I think I understand now why this is so. From a very young age I had been a pretty creative child, forever drawing, making up stories, playing games of make-believe. In my experience, there are few things in this life that are not a double-edged sword, and the price to be paid for having imagination is fear. And, of course, being immersed in the existential human condition means there is never any shortage of things to be afraid of. As a young child, those fears took the shape of ghosts, shadows, the dark, parental violence. As a teenager, they visited me in the forms of loneliness, sexual confusion, and the inky blackness of the cold war nuclear shadow.

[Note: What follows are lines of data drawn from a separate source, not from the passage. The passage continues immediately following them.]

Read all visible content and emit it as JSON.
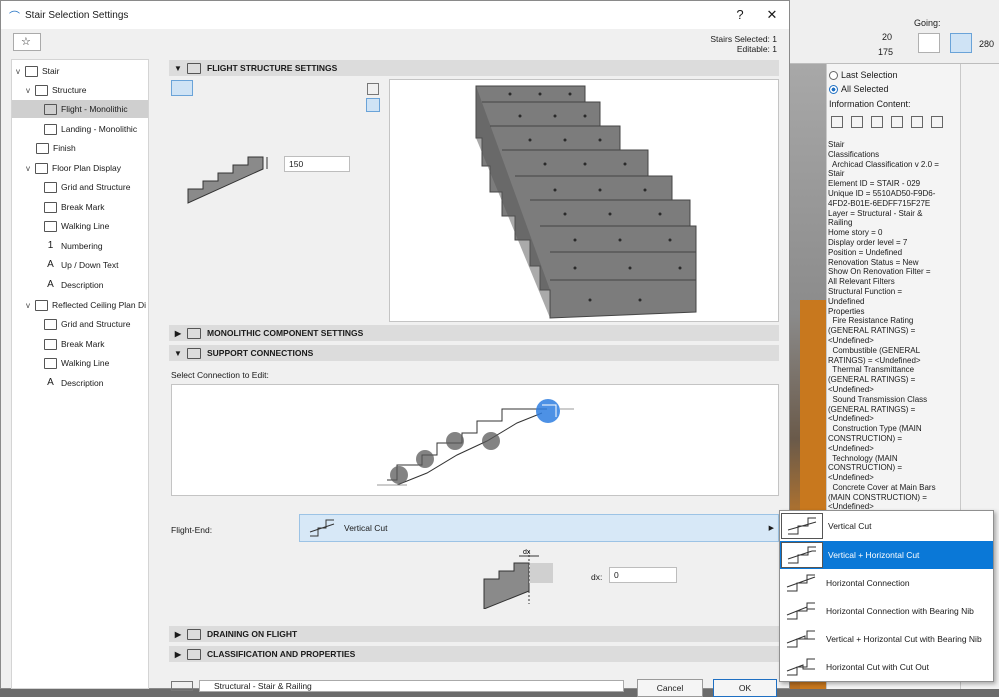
{
  "dialog": {
    "title": "Stair Selection Settings",
    "help": "?",
    "close": "✕",
    "stairs_selected": "Stairs Selected: 1",
    "editable": "Editable: 1"
  },
  "tree": {
    "items": [
      {
        "label": "Stair"
      },
      {
        "label": "Structure"
      },
      {
        "label": "Flight - Monolithic"
      },
      {
        "label": "Landing - Monolithic"
      },
      {
        "label": "Finish"
      },
      {
        "label": "Floor Plan Display"
      },
      {
        "label": "Grid and Structure"
      },
      {
        "label": "Break Mark"
      },
      {
        "label": "Walking Line"
      },
      {
        "label": "Numbering"
      },
      {
        "label": "Up / Down Text"
      },
      {
        "label": "Description"
      },
      {
        "label": "Reflected Ceiling Plan Di"
      },
      {
        "label": "Grid and Structure"
      },
      {
        "label": "Break Mark"
      },
      {
        "label": "Walking Line"
      },
      {
        "label": "Description"
      }
    ]
  },
  "sections": {
    "flight_structure": "FLIGHT STRUCTURE SETTINGS",
    "monolithic": "MONOLITHIC COMPONENT SETTINGS",
    "support": "SUPPORT CONNECTIONS",
    "draining": "DRAINING ON FLIGHT",
    "classification": "CLASSIFICATION AND PROPERTIES"
  },
  "flight": {
    "thickness_value": "150"
  },
  "support": {
    "select_label": "Select Connection to Edit:",
    "flight_end_label": "Flight-End:",
    "flight_end_value": "Vertical Cut",
    "dx_label": "dx:",
    "dx_value": "0",
    "dx_marker": "dx"
  },
  "menu": {
    "items": [
      {
        "label": "Vertical Cut"
      },
      {
        "label": "Vertical + Horizontal Cut"
      },
      {
        "label": "Horizontal Connection"
      },
      {
        "label": "Horizontal Connection with Bearing Nib"
      },
      {
        "label": "Vertical + Horizontal Cut with Bearing Nib"
      },
      {
        "label": "Horizontal Cut with Cut Out"
      }
    ]
  },
  "footer": {
    "layer": "Structural - Stair & Railing",
    "cancel": "Cancel",
    "ok": "OK"
  },
  "right_panel": {
    "going_label": "Going:",
    "val_20": "20",
    "val_175": "175",
    "val_280": "280",
    "last_selection": "Last Selection",
    "all_selected": "All Selected",
    "info_content": "Information Content:",
    "info_lines": [
      "Stair",
      "Classifications",
      "  Archicad Classification v 2.0 =",
      "Stair",
      "Element ID = STAIR - 029",
      "Unique ID = 5510AD50-F9D6-",
      "4FD2-B01E-6EDFF715F27E",
      "Layer = Structural - Stair &",
      "Railing",
      "Home story = 0",
      "Display order level = 7",
      "Position = Undefined",
      "Renovation Status = New",
      "Show On Renovation Filter =",
      "All Relevant Filters",
      "Structural Function =",
      "Undefined",
      "Properties",
      "  Fire Resistance Rating",
      "(GENERAL RATINGS) =",
      "<Undefined>",
      "  Combustible (GENERAL",
      "RATINGS) = <Undefined>",
      "  Thermal Transmittance",
      "(GENERAL RATINGS) =",
      "<Undefined>",
      "  Sound Transmission Class",
      "(GENERAL RATINGS) =",
      "<Undefined>",
      "  Construction Type (MAIN",
      "CONSTRUCTION) =",
      "<Undefined>",
      "  Technology (MAIN",
      "CONSTRUCTION) =",
      "<Undefined>",
      "  Concrete Cover at Main Bars",
      "(MAIN CONSTRUCTION) =",
      "<Undefined>"
    ]
  }
}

But, if imagination was the venom, it was also the antidote. Imagination, in the form of art, was a means of exploring fear in a satisfying and transformative way. Like a good blues song, those old horror films refused to turn away from the troubles of life. Instead, they confronted them on their own terms – in the domain of fantasy. In doing so, they managed to perform a sort of alchemy, transmuting anxieties into some psychological substance that seemed vital, exciting, and strangely beautiful.
Over the years, my tastes have broadened. I’m still fond of Wes Craven, but overall I prefer to get my dosage of dark aesthetic vibes and angst-filled dystopian visions from the films of Kubrick, Bergman, and Fincher, from the novels of Martin Amis, Chuck Pahlaniuk, and Margaret Atwood, from the music of Tom Waits, Portishead, and Nick Cave. I will always have an appreciation for all those old slasher flicks, though, and the part they played in helping me through some shitty years.